People occasionally ask why this blog covers both engineering and running. The question implies they are separate topics that happen to belong to the same person.

My view is different. They are instances of the same underlying problem: how do you build systems that improve steadily over time?

The shared structure

Both software engineering and distance running are disciplines where:

  • Short-term results are a poor measure of long-term progress
  • Consistency over long periods matters more than peak intensity
  • Good fundamentals compound; bad habits also compound
  • You cannot shortcut adaptation — in training or in skill development
  • Feedback loops are essential, but not all feedback is signal

When I think about how to structure a training block, I use the same mental model I use to think about technical projects. What is the current constraint? What would sustainable progress look like at this rate? Where is the feedback loop weakest?

The danger of optimization theater

In engineering, this looks like building a sophisticated monitoring setup for a product nobody uses yet. The work feels productive. It is not.

In running, this looks like analyzing heart rate zones daily while averaging 25 miles per week. The tracking feels productive. The training load is too low to matter.

Both are forms of optimization theater — doing the visible parts of good practice without the unglamorous underlying work.
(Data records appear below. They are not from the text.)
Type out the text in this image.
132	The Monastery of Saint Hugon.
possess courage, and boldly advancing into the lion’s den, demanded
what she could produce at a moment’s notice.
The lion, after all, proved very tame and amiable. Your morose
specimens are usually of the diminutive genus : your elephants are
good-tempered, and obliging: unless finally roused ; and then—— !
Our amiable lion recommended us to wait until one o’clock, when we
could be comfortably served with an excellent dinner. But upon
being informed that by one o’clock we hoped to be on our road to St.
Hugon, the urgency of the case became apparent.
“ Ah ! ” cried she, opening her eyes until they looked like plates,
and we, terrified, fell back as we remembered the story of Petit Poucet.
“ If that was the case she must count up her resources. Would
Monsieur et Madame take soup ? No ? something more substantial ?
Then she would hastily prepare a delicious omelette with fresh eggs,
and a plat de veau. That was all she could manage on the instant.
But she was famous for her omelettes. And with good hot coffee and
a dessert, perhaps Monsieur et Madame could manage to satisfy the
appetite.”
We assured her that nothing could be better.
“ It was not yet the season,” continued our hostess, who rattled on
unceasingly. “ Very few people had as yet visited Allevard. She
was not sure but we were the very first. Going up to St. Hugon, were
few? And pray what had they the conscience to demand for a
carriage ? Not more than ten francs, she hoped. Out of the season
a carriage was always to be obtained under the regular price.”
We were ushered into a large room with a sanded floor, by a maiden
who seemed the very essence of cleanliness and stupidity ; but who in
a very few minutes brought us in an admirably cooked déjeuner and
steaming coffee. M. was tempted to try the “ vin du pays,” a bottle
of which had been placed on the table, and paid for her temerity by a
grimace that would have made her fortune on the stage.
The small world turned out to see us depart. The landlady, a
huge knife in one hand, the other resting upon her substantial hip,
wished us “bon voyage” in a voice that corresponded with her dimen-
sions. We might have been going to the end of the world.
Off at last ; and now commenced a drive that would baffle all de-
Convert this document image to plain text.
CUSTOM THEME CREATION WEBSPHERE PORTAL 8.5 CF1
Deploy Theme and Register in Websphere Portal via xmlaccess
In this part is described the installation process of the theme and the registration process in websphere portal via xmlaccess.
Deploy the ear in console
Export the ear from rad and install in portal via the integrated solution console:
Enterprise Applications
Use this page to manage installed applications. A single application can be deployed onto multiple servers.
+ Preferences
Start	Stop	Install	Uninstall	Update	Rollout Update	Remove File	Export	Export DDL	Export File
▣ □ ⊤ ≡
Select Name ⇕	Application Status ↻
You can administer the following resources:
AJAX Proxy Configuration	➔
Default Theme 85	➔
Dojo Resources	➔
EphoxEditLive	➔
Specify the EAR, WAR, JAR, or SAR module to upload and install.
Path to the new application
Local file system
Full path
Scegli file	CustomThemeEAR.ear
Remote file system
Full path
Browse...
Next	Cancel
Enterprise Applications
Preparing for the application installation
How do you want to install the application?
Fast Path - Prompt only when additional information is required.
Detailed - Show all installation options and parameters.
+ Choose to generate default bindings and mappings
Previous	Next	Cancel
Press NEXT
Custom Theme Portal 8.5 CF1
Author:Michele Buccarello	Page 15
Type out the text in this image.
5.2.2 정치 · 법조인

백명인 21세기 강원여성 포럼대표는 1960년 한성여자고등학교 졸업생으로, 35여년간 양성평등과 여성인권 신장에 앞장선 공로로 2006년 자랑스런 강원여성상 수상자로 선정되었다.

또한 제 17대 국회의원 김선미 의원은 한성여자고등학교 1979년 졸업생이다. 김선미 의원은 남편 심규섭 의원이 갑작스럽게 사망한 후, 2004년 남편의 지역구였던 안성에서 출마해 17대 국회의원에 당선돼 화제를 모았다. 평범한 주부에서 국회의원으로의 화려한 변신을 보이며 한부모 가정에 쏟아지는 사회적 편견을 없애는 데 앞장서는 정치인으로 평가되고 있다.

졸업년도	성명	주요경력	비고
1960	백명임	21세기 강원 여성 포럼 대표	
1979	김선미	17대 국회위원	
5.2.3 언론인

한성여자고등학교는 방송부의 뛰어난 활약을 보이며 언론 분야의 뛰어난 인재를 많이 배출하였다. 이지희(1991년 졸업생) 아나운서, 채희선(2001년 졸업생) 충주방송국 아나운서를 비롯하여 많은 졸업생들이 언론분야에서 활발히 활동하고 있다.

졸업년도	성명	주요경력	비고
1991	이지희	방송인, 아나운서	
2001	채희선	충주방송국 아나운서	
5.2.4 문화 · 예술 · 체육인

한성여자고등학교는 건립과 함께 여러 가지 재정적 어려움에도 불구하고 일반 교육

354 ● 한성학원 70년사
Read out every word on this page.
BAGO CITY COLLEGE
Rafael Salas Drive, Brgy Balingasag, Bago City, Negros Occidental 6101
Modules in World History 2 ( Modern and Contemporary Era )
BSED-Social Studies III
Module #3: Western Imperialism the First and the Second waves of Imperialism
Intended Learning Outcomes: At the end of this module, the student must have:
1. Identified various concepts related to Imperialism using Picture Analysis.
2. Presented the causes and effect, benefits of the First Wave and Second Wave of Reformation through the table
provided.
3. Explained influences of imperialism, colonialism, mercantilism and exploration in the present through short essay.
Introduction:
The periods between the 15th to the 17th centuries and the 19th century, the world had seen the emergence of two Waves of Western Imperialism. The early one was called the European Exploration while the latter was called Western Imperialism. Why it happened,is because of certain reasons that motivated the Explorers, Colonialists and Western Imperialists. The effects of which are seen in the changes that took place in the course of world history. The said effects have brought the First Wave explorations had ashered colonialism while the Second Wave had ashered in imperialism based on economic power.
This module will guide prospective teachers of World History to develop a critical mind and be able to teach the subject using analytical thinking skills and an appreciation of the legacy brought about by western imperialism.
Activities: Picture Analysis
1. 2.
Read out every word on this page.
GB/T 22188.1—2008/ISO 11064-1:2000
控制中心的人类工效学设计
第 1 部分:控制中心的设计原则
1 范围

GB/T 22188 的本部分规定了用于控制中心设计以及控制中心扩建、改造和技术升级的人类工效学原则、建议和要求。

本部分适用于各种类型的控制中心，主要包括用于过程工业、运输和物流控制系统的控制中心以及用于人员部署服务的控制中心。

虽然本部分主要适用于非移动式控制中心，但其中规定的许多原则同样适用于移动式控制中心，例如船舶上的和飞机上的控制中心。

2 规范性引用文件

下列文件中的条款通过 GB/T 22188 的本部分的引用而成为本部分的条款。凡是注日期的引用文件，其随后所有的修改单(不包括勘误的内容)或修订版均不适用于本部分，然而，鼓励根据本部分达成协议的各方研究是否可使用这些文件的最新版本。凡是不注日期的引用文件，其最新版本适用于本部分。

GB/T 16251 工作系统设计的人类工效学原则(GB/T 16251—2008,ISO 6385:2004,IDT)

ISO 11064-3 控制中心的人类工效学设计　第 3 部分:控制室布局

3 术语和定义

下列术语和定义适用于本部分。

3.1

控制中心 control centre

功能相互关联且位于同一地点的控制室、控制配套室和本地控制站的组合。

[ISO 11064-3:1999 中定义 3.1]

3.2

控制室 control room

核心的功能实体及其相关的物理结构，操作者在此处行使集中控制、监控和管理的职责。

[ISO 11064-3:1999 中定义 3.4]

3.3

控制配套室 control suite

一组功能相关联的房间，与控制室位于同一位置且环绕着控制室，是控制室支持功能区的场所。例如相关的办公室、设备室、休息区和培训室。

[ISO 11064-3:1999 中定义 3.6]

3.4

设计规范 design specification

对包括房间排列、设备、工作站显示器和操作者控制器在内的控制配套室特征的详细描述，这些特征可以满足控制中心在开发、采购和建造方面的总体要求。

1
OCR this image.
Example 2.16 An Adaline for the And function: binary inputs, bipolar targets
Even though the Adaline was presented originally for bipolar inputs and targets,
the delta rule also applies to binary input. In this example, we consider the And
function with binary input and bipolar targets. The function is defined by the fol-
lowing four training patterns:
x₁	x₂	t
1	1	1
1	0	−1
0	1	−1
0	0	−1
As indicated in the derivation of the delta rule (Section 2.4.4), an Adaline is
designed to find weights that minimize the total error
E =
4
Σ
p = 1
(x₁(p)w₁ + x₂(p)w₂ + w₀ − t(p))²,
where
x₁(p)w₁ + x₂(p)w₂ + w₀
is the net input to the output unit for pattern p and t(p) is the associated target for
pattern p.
What I have learned from each that applies to the other

From running: Aerobic base development takes months of boring, slow work before it pays off. Software skill development works the same way. The engineers I find most technically credible have spent years reading deeply and building things nobody will ever see.

From engineering: Systems need feedback loops to improve. Vague running goals (“get faster”) produce vague results. Measurable, bounded goals (“run a sub-1:45 half marathon by October”) create feedback.

Why this matters for how I write

I am not trying to write a productivity blog. I am not interested in “10 habits of high performers” content.

I am interested in the actual mechanics of building systems that work. In code, in training, and in the habits that support both. That is what this blog is for.